Not resolving the strike last season was rational to both sides and it remains that way until some key event changes either side's view of the stakes, Noll said.

"The entire profitability of sports is in the play-offs for owners," Noll said, and the owners had net losses of $300 million from the 1994 season being cut short. That is roughly 15 percent of the $2 billion in future profits they stand to gain if they win their battle with the players, he said, which means that even if they feel they have only a 15 percent chance of ultimately winning, holding out is a calculated risk.

The players are paid on a per-game basis. They lost roughly one- third of last season's salaries, or about $300 million also. Since the stakes are also $2 billion for them, the union also feels it is worth holding out if it has a 15 percent chance of winning.

"That's a huge boundary in probability," Noll said, which makes the incentives low to resolve a strike.

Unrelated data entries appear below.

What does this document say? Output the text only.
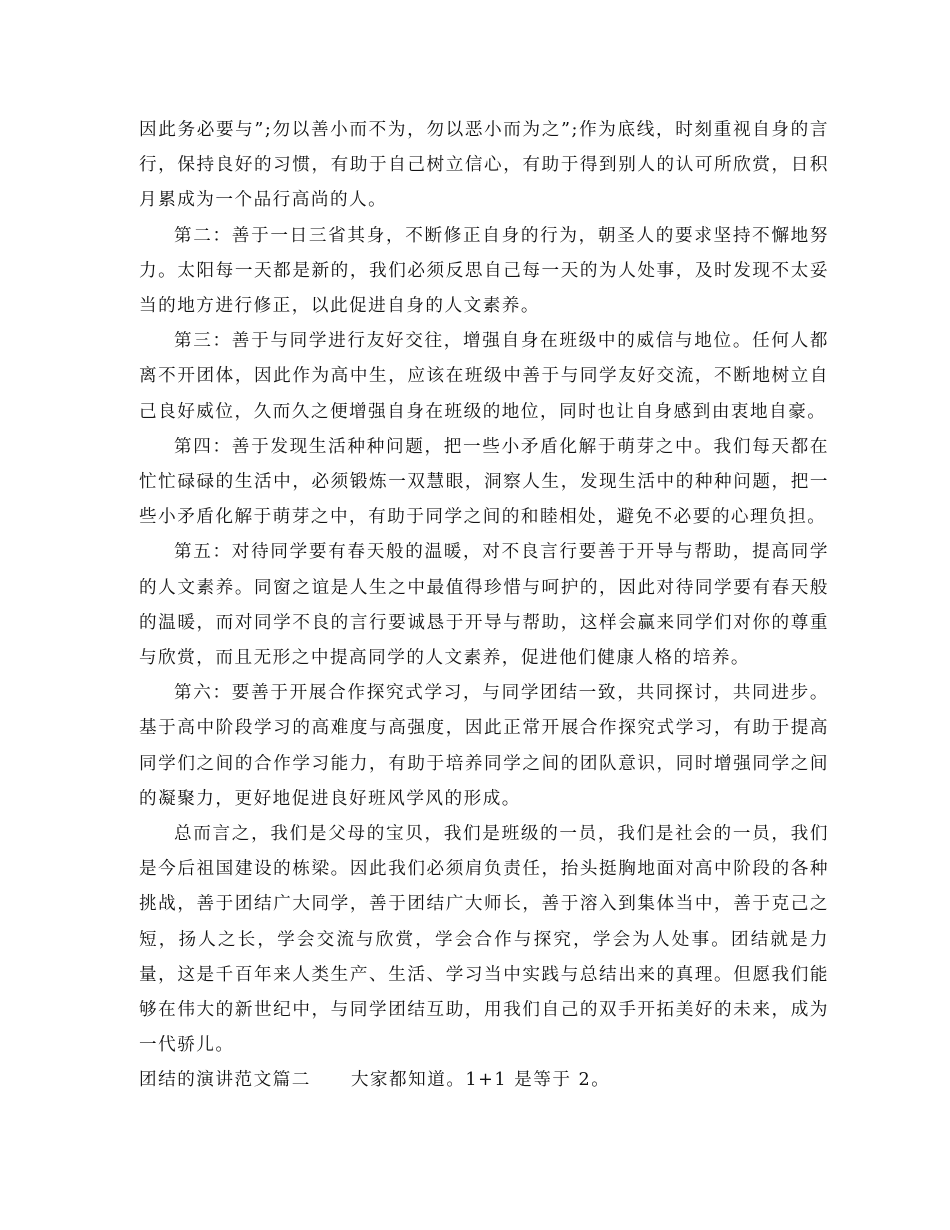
因此务必要与”;勿以善小而不为，勿以恶小而为之”;作为底线，时刻重视自身的言行，保持良好的习惯，有助于自己树立信心，有助于得到别人的认可所欣赏，日积月累成为一个品行高尚的人。

第二：善于一日三省其身，不断修正自身的行为，朝圣人的要求坚持不懈地努力。太阳每一天都是新的，我们必须反思自己每一天的为人处事，及时发现不太妥当的地方进行修正，以此促进自身的人文素养。

第三：善于与同学进行友好交往，增强自身在班级中的威信与地位。任何人都离不开团体，因此作为高中生，应该在班级中善于与同学友好交流，不断地树立自己良好威位，久而久之便增强自身在班级的地位，同时也让自身感到由衷地自豪。

第四：善于发现生活种种问题，把一些小矛盾化解于萌芽之中。我们每天都在忙忙碌碌的生活中，必须锻炼一双慧眼，洞察人生，发现生活中的种种问题，把一些小矛盾化解于萌芽之中，有助于同学之间的和睦相处，避免不必要的心理负担。

第五：对待同学要有春天般的温暖，对不良言行要善于开导与帮助，提高同学的人文素养。同窗之谊是人生之中最值得珍惜与呵护的，因此对待同学要有春天般的温暖，而对同学不良的言行要诚恳于开导与帮助，这样会赢来同学们对你的尊重与欣赏，而且无形之中提高同学的人文素养，促进他们健康人格的培养。

第六：要善于开展合作探究式学习，与同学团结一致，共同探讨，共同进步。基于高中阶段学习的高难度与高强度，因此正常开展合作探究式学习，有助于提高同学们之间的合作学习能力，有助于培养同学之间的团队意识，同时增强同学之间的凝聚力，更好地促进良好班风学风的形成。

总而言之，我们是父母的宝贝，我们是班级的一员，我们是社会的一员，我们是今后祖国建设的栋梁。因此我们必须肩负责任，抬头挺胸地面对高中阶段的各种挑战，善于团结广大同学，善于团结广大师长，善于溶入到集体当中，善于克己之短，扬人之长，学会交流与欣赏，学会合作与探究，学会为人处事。团结就是力量，这是千百年来人类生产、生活、学习当中实践与总结出来的真理。但愿我们能够在伟大的新世纪中，与同学团结互助，用我们自己的双手开拓美好的未来，成为一代骄儿。

团结的演讲范文篇二 大家都知道。1+1 是等于 2。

The calculations are complicated, however, by the fact that not all players and all owners have equal stakes. Owners of major-market teams, in the past, have offered to give the other owners any player salary savings they could win at the bargaining table, but they forced a settlement on the smaller market owners when a strike threatened to last too long. The small cities now have a voting majority, so they can't be forced to fold as in the past.

Name players have more to lose and over a longer time frame than the median player, whose salary is $500,000 per year for a total career of 3.9 years, Noll said. Baseball is a pyramid with two to eight players per team who "will play as long as they walk.” But most players "get cut for purely economic reasons, not because their skills have deteriorated."

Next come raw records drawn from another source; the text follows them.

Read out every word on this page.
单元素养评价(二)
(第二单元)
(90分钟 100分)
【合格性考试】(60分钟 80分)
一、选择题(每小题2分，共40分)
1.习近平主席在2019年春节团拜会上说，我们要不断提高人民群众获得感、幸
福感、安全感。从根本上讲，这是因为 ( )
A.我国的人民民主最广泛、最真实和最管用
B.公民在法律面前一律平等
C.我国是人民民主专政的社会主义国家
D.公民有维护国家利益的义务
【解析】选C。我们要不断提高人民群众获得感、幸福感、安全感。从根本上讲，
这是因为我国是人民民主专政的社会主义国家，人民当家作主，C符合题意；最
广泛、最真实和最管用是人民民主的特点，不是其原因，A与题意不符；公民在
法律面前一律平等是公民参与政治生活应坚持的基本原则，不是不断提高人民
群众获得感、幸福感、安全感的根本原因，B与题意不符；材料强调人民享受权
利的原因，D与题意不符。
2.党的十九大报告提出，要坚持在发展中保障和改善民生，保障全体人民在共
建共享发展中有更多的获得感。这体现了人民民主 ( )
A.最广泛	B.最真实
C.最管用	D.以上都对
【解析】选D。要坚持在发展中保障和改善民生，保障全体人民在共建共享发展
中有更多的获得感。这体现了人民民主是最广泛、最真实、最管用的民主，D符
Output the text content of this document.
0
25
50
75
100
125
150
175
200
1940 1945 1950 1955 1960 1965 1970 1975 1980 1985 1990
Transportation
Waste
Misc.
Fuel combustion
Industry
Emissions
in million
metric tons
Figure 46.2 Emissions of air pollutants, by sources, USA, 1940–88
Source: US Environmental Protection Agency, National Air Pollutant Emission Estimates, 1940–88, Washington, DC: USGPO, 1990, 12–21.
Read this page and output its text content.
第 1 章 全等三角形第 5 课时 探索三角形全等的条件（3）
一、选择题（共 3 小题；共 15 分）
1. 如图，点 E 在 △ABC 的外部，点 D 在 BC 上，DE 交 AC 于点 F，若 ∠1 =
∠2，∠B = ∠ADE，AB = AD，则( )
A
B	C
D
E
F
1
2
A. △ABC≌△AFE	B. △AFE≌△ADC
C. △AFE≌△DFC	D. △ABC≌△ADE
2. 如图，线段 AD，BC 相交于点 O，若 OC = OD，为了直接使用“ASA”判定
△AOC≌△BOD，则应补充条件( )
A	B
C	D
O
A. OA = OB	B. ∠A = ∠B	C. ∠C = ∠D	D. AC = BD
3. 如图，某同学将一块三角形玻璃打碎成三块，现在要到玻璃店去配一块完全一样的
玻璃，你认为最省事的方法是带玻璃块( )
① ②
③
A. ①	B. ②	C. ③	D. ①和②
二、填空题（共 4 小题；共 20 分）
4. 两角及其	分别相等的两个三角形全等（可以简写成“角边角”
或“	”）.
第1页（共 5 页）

These shorter-term players do not see $2 billion on the table but rather that they stand to lose another season's salary, which - combined with the loss of one-third of the previous season - begins to approach half of all the earnings they expect to make from baseball. This is why owners of sporting teams find it relatively easy to "buy off" existing union members, in exchange for restrictions on future players, such as rookie drafts, and long lead times to free-agency.

Possible scenarios

Because it only takes about three weeks for players to get in shape to play full games, Noll said, no one feels the pressure to settle until about three weeks before the season is to begin in April. Postponing the start of the season is not nearly as expensive for the owners as it is to the players, who are paid for each season game.

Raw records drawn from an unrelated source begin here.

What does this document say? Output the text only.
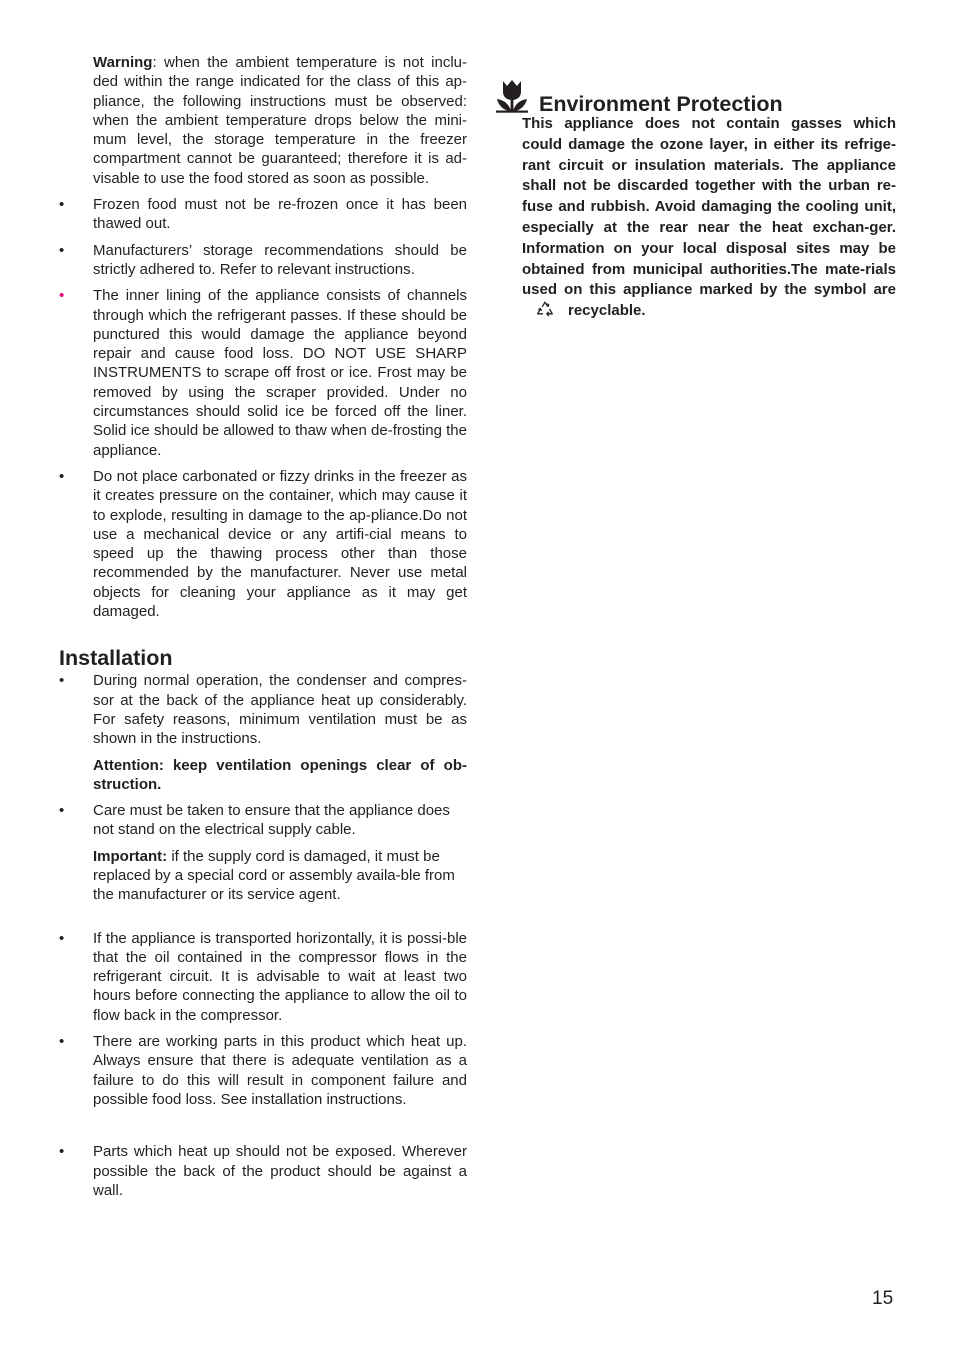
Warning: when the ambient temperature is not inclu-ded within the range indicated for the class of this ap-pliance, the following instructions must be observed: when the ambient temperature drops below the mini-mum level, the storage temperature in the freezer compartment cannot be guaranteed; therefore it is ad-visable to use the food stored as soon as possible.

•	Frozen food must not be re-frozen once it has been thawed out.

•	Manufacturers’ storage recommendations should be strictly adhered to. Refer to relevant instructions.

•	The inner lining of the appliance consists of channels through which the refrigerant passes. If these should be punctured this would damage the appliance beyond repair and cause food loss. DO NOT USE SHARP INSTRUMENTS to scrape off frost or ice. Frost may be removed by using the scraper provided. Under no circumstances should solid ice be forced off the liner. Solid ice should be allowed to thaw when de-frosting the appliance.

•	Do not place carbonated or fizzy drinks in the freezer as it creates pressure on the container, which may cause it to explode, resulting in damage to the ap-pliance.Do not use a mechanical device or any artifi-cial means to speed up the thawing process other than those recommended by the manufacturer. Never use metal objects for cleaning your appliance as it may get damaged.

Installation
•	During normal operation, the condenser and compres-sor at the back of the appliance heat up considerably. For safety reasons, minimum ventilation must be as shown in the instructions.

Attention: keep ventilation openings clear of ob-struction.

•	Care must be taken to ensure that the appliance does not stand on the electrical supply cable.

Important: if the supply cord is damaged, it must be replaced by a special cord or assembly availa-ble from the manufacturer or its service agent.

•	If the appliance is transported horizontally, it is possi-ble that the oil contained in the compressor flows in the refrigerant circuit. It is advisable to wait at least two hours before connecting the appliance to allow the oil to flow back in the compressor.

•	There are working parts in this product which heat up. Always ensure that there is adequate ventilation as a failure to do this will result in component failure and possible food loss. See installation instructions.

•	Parts which heat up should not be exposed. Wherever possible the back of the product should be against a wall.

Environment Protection

This appliance does not contain gasses which could damage the ozone layer, in either its refrige-rant circuit or insulation materials. The appliance shall not be discarded together with the urban re-fuse and rubbish. Avoid damaging the cooling unit, especially at the rear near the heat exchan-ger. Information on your local disposal sites may be obtained from municipal authorities.The mate-rials used on this appliance marked by the symbol arerecyclable.

15
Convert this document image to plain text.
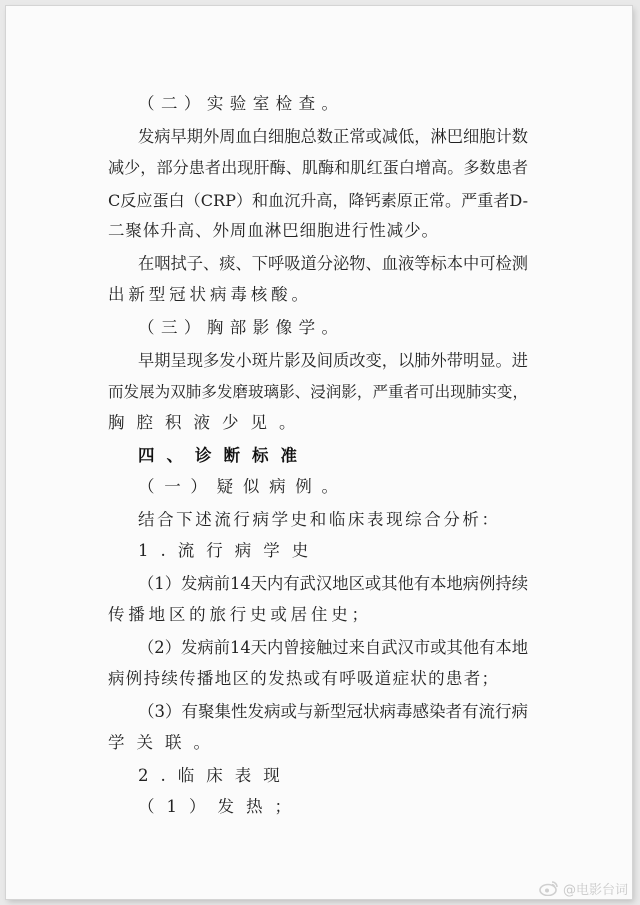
（二）实验室检查。
发病早期外周血白细胞总数正常或减低，淋巴细胞计数
减少，部分患者出现肝酶、肌酶和肌红蛋白增高。多数患者
C反应蛋白（CRP）和血沉升高，降钙素原正常。严重者D-
二聚体升高、外周血淋巴细胞进行性减少。
在咽拭子、痰、下呼吸道分泌物、血液等标本中可检测
出新型冠状病毒核酸。
（三）胸部影像学。
早期呈现多发小斑片影及间质改变，以肺外带明显。进
而发展为双肺多发磨玻璃影、浸润影，严重者可出现肺实变，
胸腔积液少见。
四、诊断标准
（一）疑似病例。
结合下述流行病学史和临床表现综合分析：
1.流行病学史
（1）发病前14天内有武汉地区或其他有本地病例持续
传播地区的旅行史或居住史；
（2）发病前14天内曾接触过来自武汉市或其他有本地
病例持续传播地区的发热或有呼吸道症状的患者；
（3）有聚集性发病或与新型冠状病毒感染者有流行病
学关联。
2.临床表现
（1）发热；
@电影台词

Noll listed three future events that could possibly change one side or the other's assessments of the costs and benefits:

"If at the end of April, there are 5,000 fans," Noll said, "the players will eventually win because the broadcast contracts and stadium leases will be canceled.

"The single most likely event is that there will be a settlement about the end of May and the players will win because I think the replacement player strategy won't work," he said.

If it does work, "the players will lose and the settlement will happen around the first of May," he predicted.

"It all turns on whether people go to see the word Giants or to see Barry Bonds."